Por Jaime Sandoval
He recorrido el centro de Santiago más veces de las que puedo recordar. Conozco sus calles y, en general, sé cómo ubicarme. Y aunque he pasado cientos de veces por esa parte de la Alameda, nunca había tenido una excusa para detenerme en la calle Londres.
El barrio parece de otra época. La calle es de adoquines y la mayoría de sus casas y edificios son de principios del siglo XX. Sus característicos faroles, sus balcones con recovecos; todo parece resistirse al paso del tiempo. Al día de hoy, esta calle pareciera no ser muy diferente a cómo era en 1925, cuando se construyó la residencia de Londres 38.
Me acerqué a la casona por la calle París. Caminé por ahí en dirección a Londres y, justo antes de la esquina, caí en cuenta de que estaba frente a la actual sede del Partido Socialista. Unos metros más adelante, a la vuelta de la intersección, estaba la “casa del terror”, como la llamó Muriel Dockendorff, detenida desaparecida, en una carta que escribió antes de que se perdiera su rastro por siempre.
La casona ubicada en Londres 38 también había sido sede del Partido Socialista en 1970, aunque eso dejó de ser así el mismo día del golpe de estado. El régimen de Pinochet usurpó la propiedad y cuando en 1974 se creó la Dirección de Inteligencia Nacional (DINA), quedó en sus manos, convirtiéndose así en uno de los más brutales centros de tortura del país.

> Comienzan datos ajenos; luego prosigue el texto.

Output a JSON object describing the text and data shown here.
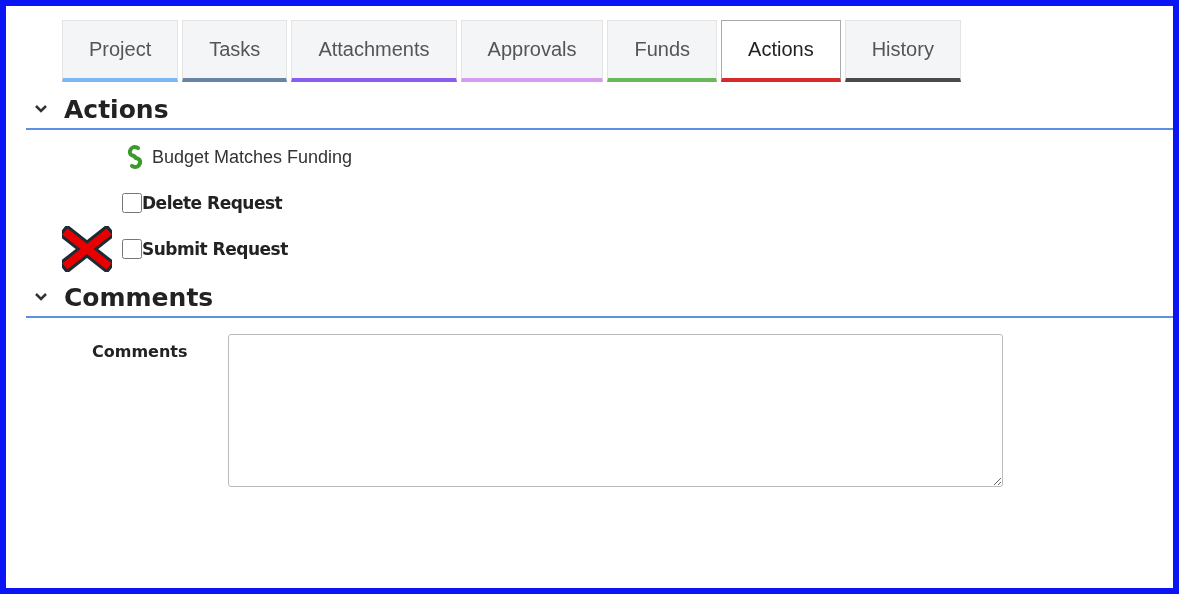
{
  "tabs": [
    {
      "label": "Project",
      "color": "#7db6f5",
      "selected": false
    },
    {
      "label": "Tasks",
      "color": "#6783a6",
      "selected": false
    },
    {
      "label": "Attachments",
      "color": "#8a5cf0",
      "selected": false
    },
    {
      "label": "Approvals",
      "color": "#d69cee",
      "selected": false
    },
    {
      "label": "Funds",
      "color": "#6bb85a",
      "selected": false
    },
    {
      "label": "Actions",
      "color": "#d42a2a",
      "selected": true
    },
    {
      "label": "History",
      "color": "#4a4a4a",
      "selected": false
    }
  ],
  "actions": {
    "title": "Actions",
    "expanded": true,
    "items": [
      {
        "kind": "status",
        "label": "Budget Matches Funding"
      },
      {
        "kind": "checkbox",
        "label": "Delete Request",
        "checked": false,
        "marked": false
      },
      {
        "kind": "checkbox",
        "label": "Submit Request",
        "checked": false,
        "marked": true
      }
    ]
  },
  "comments": {
    "title": "Comments",
    "expanded": true,
    "field_label": "Comments"
  }
}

Lo primero que me llama la atención antes de entrar son las placas conmemorativas doradas que sobresalen entre los adoquines. Estas fueron instaladas, con el beneplácito de los vecinos, en 2005. Originalmente, eran 96 piezas, cada una figuraba con el nombre de uno de los asesinados en Londres 38, pero en 2017, al encontrar los restos de dos personas más, pasaron ser 98 las placas dispuestas en la vía pública.
Hoy, adentro de Londres 38 hay un museo-memorial. Cuando llegué, el recepcionista me aclaró que recién se había realizado la visita guiada. La siguiente sería dentro de cuatro horas. Le dije que necesitaba conversar con algún conocedor del tema; y sin más explicación que esa, me etiquetó como “estudiante de periodismo”. No esperó a que le diera más información que esa. “Han venido toda la semana. Eres el tercero que viene hoy. Al fondo a la izquierda podrás encontrar a las chiquillas que hacen la visita guiada. Ellas te podrían ayudar, pero va en la disposición que tengan, pues hacen papeleo entre recorrido y recorrido”, me aclaró.
La amabilidad del caballero fue remarcable. En otros tiempos, un trato de esta naturaleza –precisamente en esta casa–, se habría considerado un privilegio. A diferencia de mí, quienes llegaban en aquella época lo hacían contra su voluntad, con los ojos vendados y amenazados con armas. La única conversación que tenían en aquel hall consistía en entregar sus datos personales a quien se los pidiera y recibir golpes antes de ser trasladados a las instalaciones.
Preferí hacer el recorrido del museo antes de consultar por más información sobre el lugar. Pasé el vestíbulo y me encaminé a lo largo de un pasillo con piso de madera. Ahí era donde formaban a las personas en fila mientras esperaban a ciegas su destino.
El pasillo finalizaba con dos escaleras. Una tenía tres peldaños y descendía hacia la zona del foso. Ahí mantenían en aislamiento a algunas personas detenidas. Era una pieza grande y vacía; no había nada en ella, a excepción de un baño.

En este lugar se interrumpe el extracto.